Keep detailed meeting minutes. In the Marchand case against Blue Bell, “the board meetings [were] devoid of any suggestion that there was any regular discussion of food safety.” According to one D&O professional, “Directors must show documentary evidence that they are leading the charge on oversight.”
Moderate disclosures. As businesses return to a post-coronavirus routine, avoid overly optimistic public statements. When talking about cash flow, customers, the viability of accounts receivable, or facts regarding your supply chain, recognize that potential litigants will examine these statements. As highlighted in the Norwegian Cruise Lines case, any company communication, whether emails, prospectuses, or other documents, are a potential exhibit in litigation. Bad news and how you manage it will attract plaintiff lawyers. Don’t “soft pedal,” according to one expert. Avoid overly optimistic statements in press and financial statements. Statements such as your organization has the COVID-19 issue “under control” can be damaging in litigation, one expert warned.
Closely manage any appearance of insider trading. Battles with regulatory agencies are often the most difficult to defend, according to one attorney. Regulatory agencies have little incentive to settle. On March 23, 2020, the SEC issued a statement warning against insider trading. Remember that “every regulatory event is a potential media event,” according to one excellent book on crisis communication, Stop the Presses.

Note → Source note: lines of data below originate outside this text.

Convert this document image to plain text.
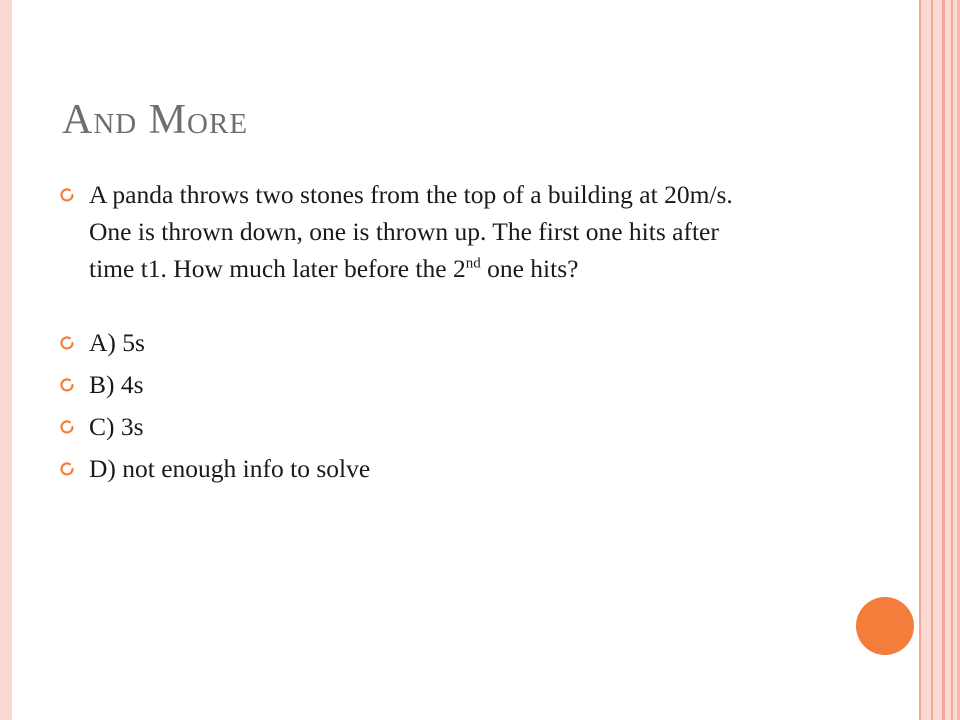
And More
A panda throws two stones from the top of a building at 20m/s. One is thrown down, one is thrown up. The first one hits after time t1. How much later before the 2nd one hits?
A) 5s
B) 4s
C) 3s
D) not enough info to solve
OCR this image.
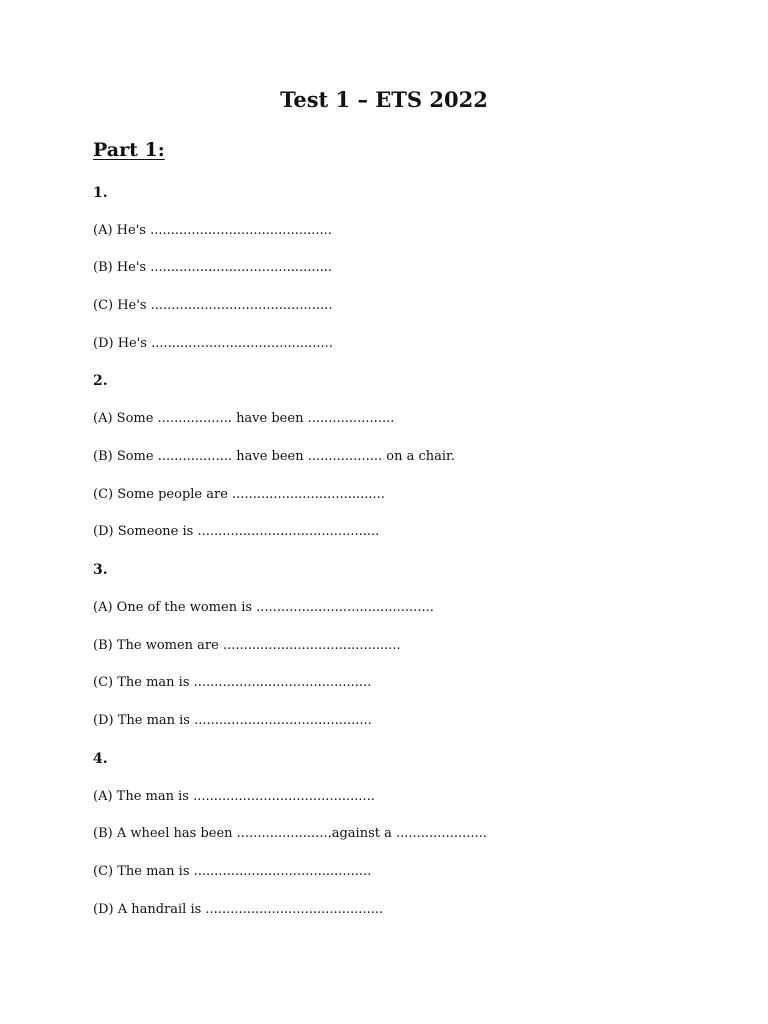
Test 1 – ETS 2022
Part 1:
1.
(A) He's ............................................
(B) He's ............................................
(C) He's ............................................
(D) He's ............................................
2.
(A) Some .................. have been .....................
(B) Some .................. have been .................. on a chair.
(C) Some people are .....................................
(D) Someone is ............................................
3.
(A) One of the women is ...........................................
(B) The women are ...........................................
(C) The man is ...........................................
(D) The man is ...........................................
4.
(A) The man is ............................................
(B) A wheel has been .......................against a ......................
(C) The man is ...........................................
(D) A handrail is ...........................................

Update prior disclosures if they could appear misleading given today’s post-COVID-19 facts. The SEC provided guidance on March 25, 2020, regarding disclosures in light of the coronavirus. Take time to review your prior disclosures and update them given recent circumstances.
Pending D&O Claims May Be Ripe for Settlement
According to one attorney, litigants may be looking for money at this time, so insurers may be in a stronger position to settle aging D&O claims.
If you have unresolved D&O claims, contact your legal team and discuss scheduling a virtual mediation. Cases across the nation are transitioning swiftly from onsite mediation to virtual mediation, with surprisingly good results.